Jesse told me that weekend he had just found out that he had AIDS, and I ended up inviting him to go back to Dallas with me where he would have access to proper medical care and emotional support to deal with his illness.
For several years, Jesse and I shared an apartment and became as close as siblings. He was young and impetuous, and we went through a lot of ups and downs together in dealing with his health and in our lives in general.
Even after we moved into separate apartments, we stayed very close. Eventually, Jesse met a wonderful man and the two began a very close and loving relationship. A few years later, they moved to Houston when his partner was transferred. At that time, Jesse and I drifted apart, talking on the phone only sporadically, and seeing each other on the rare occasions that he and his partner came to Dallas to visit.
Three years ago, I began a new relationship with a woman who had never met Jesse, although she had heard me talk about him. She and I and her two children moved into a house together in Fort Worth. About a year and a half ago, I got a call from another old friend telling me that Jesse's health had taken a turn for the worse, and that he was not expected to live much longer. I was unable to go to Houston, so I called and talked with Jesse on the phone a few times over the next year or so. But he tired easily and so our conversations were few and brief.
One Saturday night in mid-October, 2003, the kids were asleep in their room on the other side of the house, and my partner and I were in our room and had just drifted off to sleep. My partner sat up very suddenly, waking me up. I asked her what was wrong, and she told me there was a man in our room. She was attacked in her home 12 years ago, and has never slept well since. There are many nights that I get up two or three times a night to check through the house because she thinks she heard something or someone.
Anyway, I got up, turned on the light and looked around the room.
"There's no one here," I told her.
But she was insistent. "There is a man in this house. I saw him standing at the foot of the bed, near the computer desk."
I got up and checked each room and every closet and was soon able to reassure her that no one was in the house. But even as I slept that night, I could hear a voice speaking to me, trying to tell me something, and even I did not sleep well that night.
The following night, a Sunday, the same thing happened. My partner actually saw someone in our room, standing at the foot of the bed, and I could hear a faint voice and feel a strong presence.

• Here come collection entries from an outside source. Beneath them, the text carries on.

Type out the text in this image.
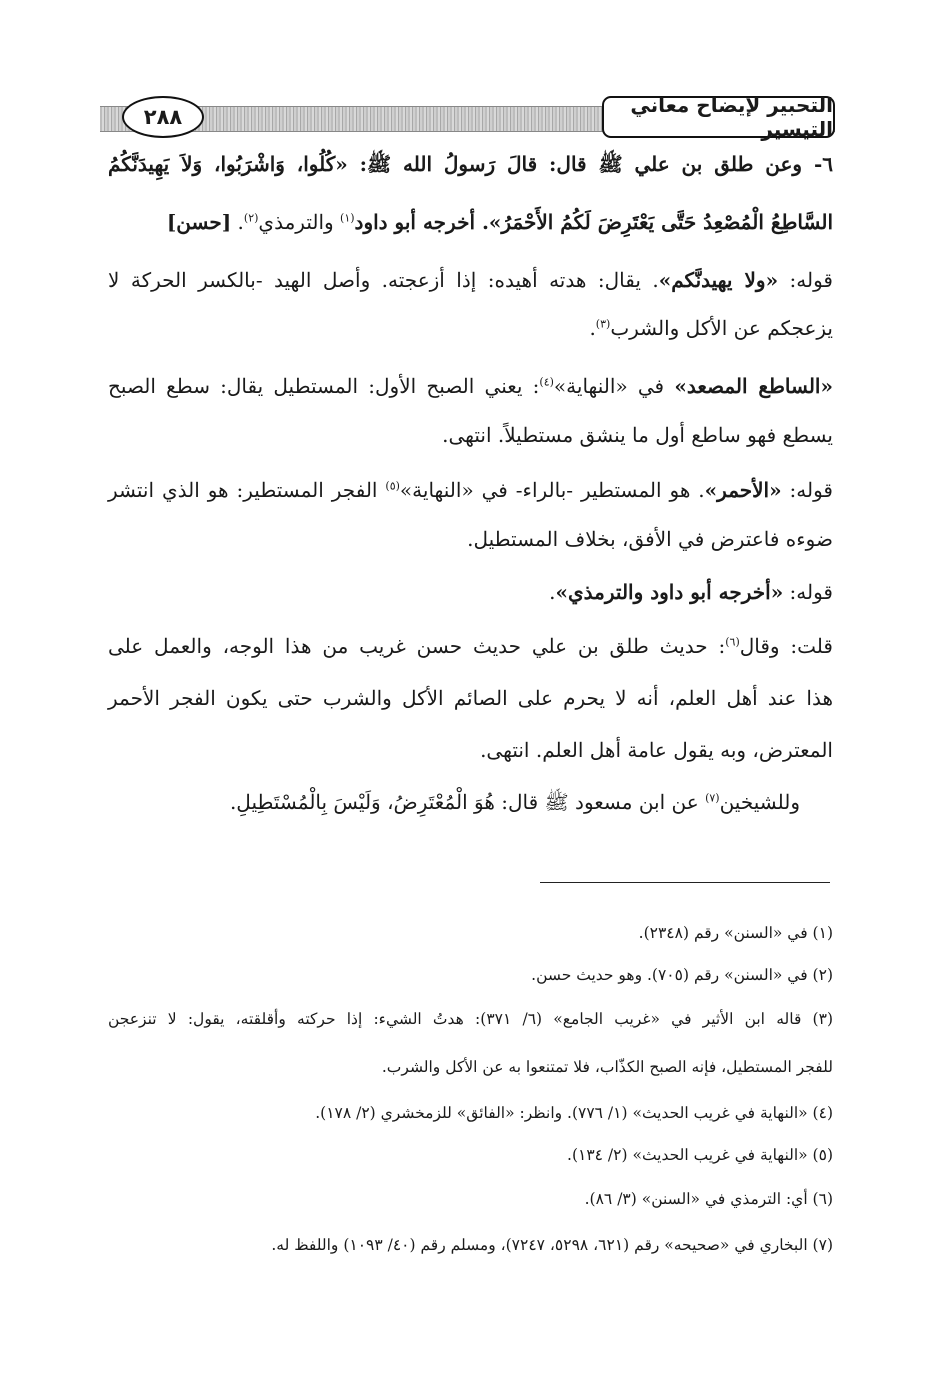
٢٨٨	التحبير لإيضاح معاني التيسير
٦- وعن طلق بن علي ﷺ قال: قالَ رَسولُ الله ﷺ: «كُلُوا، وَاشْرَبُوا، وَلاَ يَهِيدَنَّكُمُ
السَّاطِعُ الْمُصْعِدُ حَتَّى يَعْتَرِضَ لَكُمُ الأَحْمَرُ». أخرجه أبو داود$^{(١)}$ والترمذي$^{(٢)}$. [حسن]
قوله: «ولا يهيدنَّكم». يقال: هدته أهيده: إذا أزعجته. وأصل الهيد -بالكسر الحركة لا
يزعجكم عن الأكل والشرب$^{(٣)}$.
«الساطع المصعد» في «النهاية»$^{(٤)}$: يعني الصبح الأول: المستطيل يقال: سطع الصبح
يسطع فهو ساطع أول ما ينشق مستطيلاً. انتهى.
قوله: «الأحمر». هو المستطير -بالراء- في «النهاية»$^{(٥)}$ الفجر المستطير: هو الذي انتشر
ضوءه فاعترض في الأفق، بخلاف المستطيل.
قوله: «أخرجه أبو داود والترمذي».
قلت: وقال$^{(٦)}$: حديث طلق بن علي حديث حسن غريب من هذا الوجه، والعمل على
هذا عند أهل العلم، أنه لا يحرم على الصائم الأكل والشرب حتى يكون الفجر الأحمر
المعترض، وبه يقول عامة أهل العلم. انتهى.
وللشيخين$^{(٧)}$ عن ابن مسعود ﷺ قال: هُوَ الْمُعْتَرِضُ، وَلَيْسَ بِالْمُسْتَطِيلِ.
(١) في «السنن» رقم (٢٣٤٨).
(٢) في «السنن» رقم (٧٠٥). وهو حديث حسن.
(٣) قاله ابن الأثير في «غريب الجامع» (٦/ ٣٧١): هدتُ الشيء: إذا حركته وأقلقته، يقول: لا تنزعجن
للفجر المستطيل، فإنه الصبح الكذّاب، فلا تمتنعوا به عن الأكل والشرب.
(٤) «النهاية في غريب الحديث» (١/ ٧٧٦). وانظر: «الفائق» للزمخشري (٢/ ١٧٨).
(٥) «النهاية في غريب الحديث» (٢/ ١٣٤).
(٦) أي: الترمذي في «السنن» (٣/ ٨٦).
(٧) البخاري في «صحيحه» رقم (٦٢١، ٥٢٩٨، ٧٢٤٧)، ومسلم رقم (٤٠/ ١٠٩٣) واللفظ له.
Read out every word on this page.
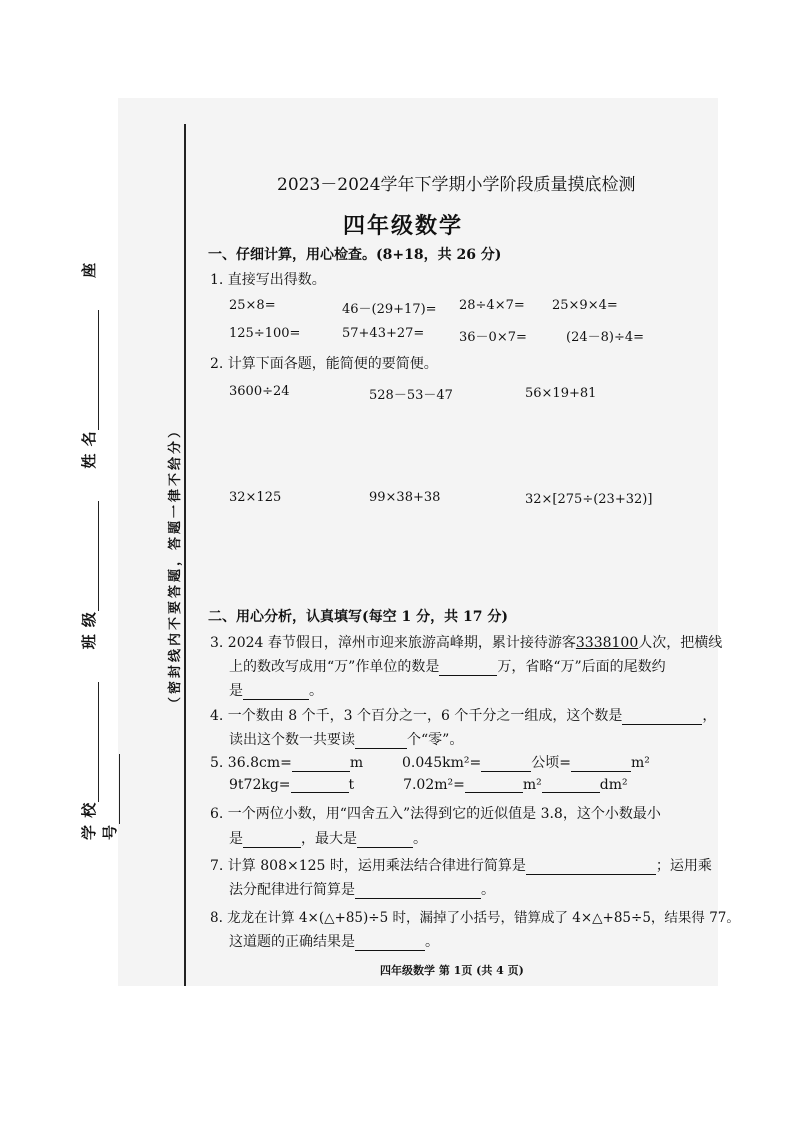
学 校  班 级  姓 名  座 号
（密封线内不要答题，答题一律不给分）
2023－2024学年下学期小学阶段质量摸底检测
四年级数学
一、仔细计算，用心检查。(8+18，共 26 分)
1. 直接写出得数。
25×8=	46－(29+17)= 28÷4×7= 25×9×4=
125÷100=	57+43+27=	36－0×7=	(24－8)÷4=
2. 计算下面各题，能简便的要简便。
3600÷24	528－53－47	56×19+81
32×125	99×38+38	32×[275÷(23+32)]
二、用心分析，认真填写(每空 1 分，共 17 分)
3. 2024 春节假日，漳州市迎来旅游高峰期，累计接待游客3338100人次，把横线
上的数改写成用“万”作单位的数是	万，省略“万”后面的尾数约
是	。
4. 一个数由 8 个千，3 个百分之一，6 个千分之一组成，这个数是	，
读出这个数一共要读	个“零”。
5. 36.8cm=	m	0.045km²=	公顷=	m²
9t72kg=	t	7.02m²=	m²	dm²
6. 一个两位小数，用“四舍五入”法得到它的近似值是 3.8，这个小数最小
是	，最大是	。
7. 计算 808×125 时，运用乘法结合律进行简算是	；运用乘
法分配律进行简算是	。
8. 龙龙在计算 4×(△+85)÷5 时，漏掉了小括号，错算成了 4×△+85÷5，结果得 77。
这道题的正确结果是	。
四年级数学 第 1页 (共 4 页)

The next morning, Monday, as I was on my way to work my cell phone rang. It was an old friend, calling to tell me Jesse had died. I tried, but could not get in touch with his partner that day, and that night, my partner and I went through the same thing we had experienced the previous two nights.
On Tuesday, I finally was able to reach Jesse's partner, and the two of us talked for a long time. He told me about Jesse's last hours, how he had woken up long enough to tell his partner he was tired, and he just wanted them to let him go. At that point, his partner instructed the doctors to cease all extreme measures to keep Jesse alive, and 14 hours later — a little after 10 p.m. on Saturday night — Jesse sighed, smiled and died.
When I got home that night, I told my partner I knew who it was that had been in our house the last three nights. Then I went into the bedroom and told Jesse I loved him and I would miss him, and that it was time for him to go home.
I guess he must have heard me, because we had no nighttime visitations from him that night or any time since. I know that it was Jesse who was there those nights, and that he just wanted to say goodbye.